# Sprint 2: RAG Development - Semantic Search Tool

This notebook prototypes the RAG (Retrieval-Augmented Generation) tool for the Airbnb Market Intelligence Agent.

## Goals:
1. Load and prepare Airbnb data for semantic search
2. Create text embeddings using OpenAI's embedding models
3. Build a vector store with Chroma
4. Implement RetrievalQA chain for semantic search
5. Test with qualitative questions about property features

## Features:
- Text document creation from property descriptions
- Chunking with RecursiveCharacterTextSplitter
- OpenAI embeddings for semantic understanding
- Local Chroma vector store
- RetrievalQA chain for intelligent search


In [1]:
# Import required libraries
import pandas as pd
import os
from dotenv import load_dotenv

# LangChain imports for RAG
from langchain.text_splitter import RecursiveCharacterTextSplitter
from langchain_openai import OpenAIEmbeddings, ChatOpenAI
from langchain_community.vectorstores import Chroma
from langchain.chains import RetrievalQA
from langchain.schema import Document

# Load environment variables
load_dotenv()

print("✅ All libraries imported successfully")
print(f"OpenAI API Key loaded: {'Yes' if os.getenv('OPENAI_API_KEY') else 'No'}")

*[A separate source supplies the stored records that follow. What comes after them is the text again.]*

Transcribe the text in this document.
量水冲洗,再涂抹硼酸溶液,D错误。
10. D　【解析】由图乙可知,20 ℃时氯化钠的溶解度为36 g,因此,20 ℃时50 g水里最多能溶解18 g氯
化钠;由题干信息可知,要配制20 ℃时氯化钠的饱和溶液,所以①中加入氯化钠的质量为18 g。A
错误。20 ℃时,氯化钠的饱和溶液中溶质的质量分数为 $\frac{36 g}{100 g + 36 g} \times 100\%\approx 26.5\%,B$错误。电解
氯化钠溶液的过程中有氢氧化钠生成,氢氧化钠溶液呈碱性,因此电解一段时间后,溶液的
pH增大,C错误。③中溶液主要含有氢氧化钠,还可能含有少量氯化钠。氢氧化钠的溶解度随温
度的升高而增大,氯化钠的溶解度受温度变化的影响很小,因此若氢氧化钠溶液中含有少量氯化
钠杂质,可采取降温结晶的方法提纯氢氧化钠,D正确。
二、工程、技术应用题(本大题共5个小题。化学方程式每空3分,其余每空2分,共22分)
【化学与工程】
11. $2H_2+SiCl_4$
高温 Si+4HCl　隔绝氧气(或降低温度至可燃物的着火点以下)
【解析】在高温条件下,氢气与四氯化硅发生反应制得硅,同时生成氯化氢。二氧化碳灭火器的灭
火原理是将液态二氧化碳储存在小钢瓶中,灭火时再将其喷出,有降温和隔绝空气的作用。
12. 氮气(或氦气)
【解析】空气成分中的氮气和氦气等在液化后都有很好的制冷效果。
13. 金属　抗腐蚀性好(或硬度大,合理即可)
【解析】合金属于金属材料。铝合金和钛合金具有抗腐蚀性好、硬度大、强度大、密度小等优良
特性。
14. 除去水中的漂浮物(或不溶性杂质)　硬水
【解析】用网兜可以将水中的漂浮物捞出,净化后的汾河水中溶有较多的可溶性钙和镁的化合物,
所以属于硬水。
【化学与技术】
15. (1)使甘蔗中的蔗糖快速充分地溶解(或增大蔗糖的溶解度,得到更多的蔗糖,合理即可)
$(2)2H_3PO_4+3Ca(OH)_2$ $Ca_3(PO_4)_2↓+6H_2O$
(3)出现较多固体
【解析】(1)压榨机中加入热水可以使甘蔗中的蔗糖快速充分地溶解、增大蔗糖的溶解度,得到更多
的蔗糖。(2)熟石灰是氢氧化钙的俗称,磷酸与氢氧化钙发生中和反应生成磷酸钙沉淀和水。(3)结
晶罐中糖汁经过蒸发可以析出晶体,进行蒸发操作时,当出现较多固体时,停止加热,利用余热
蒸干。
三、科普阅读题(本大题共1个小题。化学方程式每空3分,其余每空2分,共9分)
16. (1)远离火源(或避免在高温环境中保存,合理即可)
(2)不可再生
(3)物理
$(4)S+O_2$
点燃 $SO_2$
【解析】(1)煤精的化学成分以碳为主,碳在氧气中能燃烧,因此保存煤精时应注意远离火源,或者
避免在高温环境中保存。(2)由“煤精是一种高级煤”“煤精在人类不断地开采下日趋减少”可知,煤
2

✅ All libraries imported successfully
OpenAI API Key loaded: Yes


In [2]:
# Load the processed Airbnb data
print("Loading Airbnb data...")

# Define path to processed data
data_path = os.path.join("..", "data", "processed", "airbnb_unified_data.csv")

# Load the DataFrame
df = pd.read_csv(data_path)

print(f"✅ Data loaded successfully!")
print(f"Shape: {df.shape}")
print(f"Columns: {list(df.columns)}")

# Display basic info about the dataset
print(f"\nDataset Overview:")
print(f"Total listings: {len(df):,}")
print(f"Cities: {df['city'].unique()}")
print(f"Sample of text columns:")
print(f"- Name: {df['name'].iloc[0][:100]}...")
print(f"- Description: {df['description'].iloc[0][:100]}...")
print(f"- Neighborhood: {df['neighborhood_overview'].iloc[0][:100]}...")


Loading Airbnb data...
✅ Data loaded successfully!
Shape: (49766, 81)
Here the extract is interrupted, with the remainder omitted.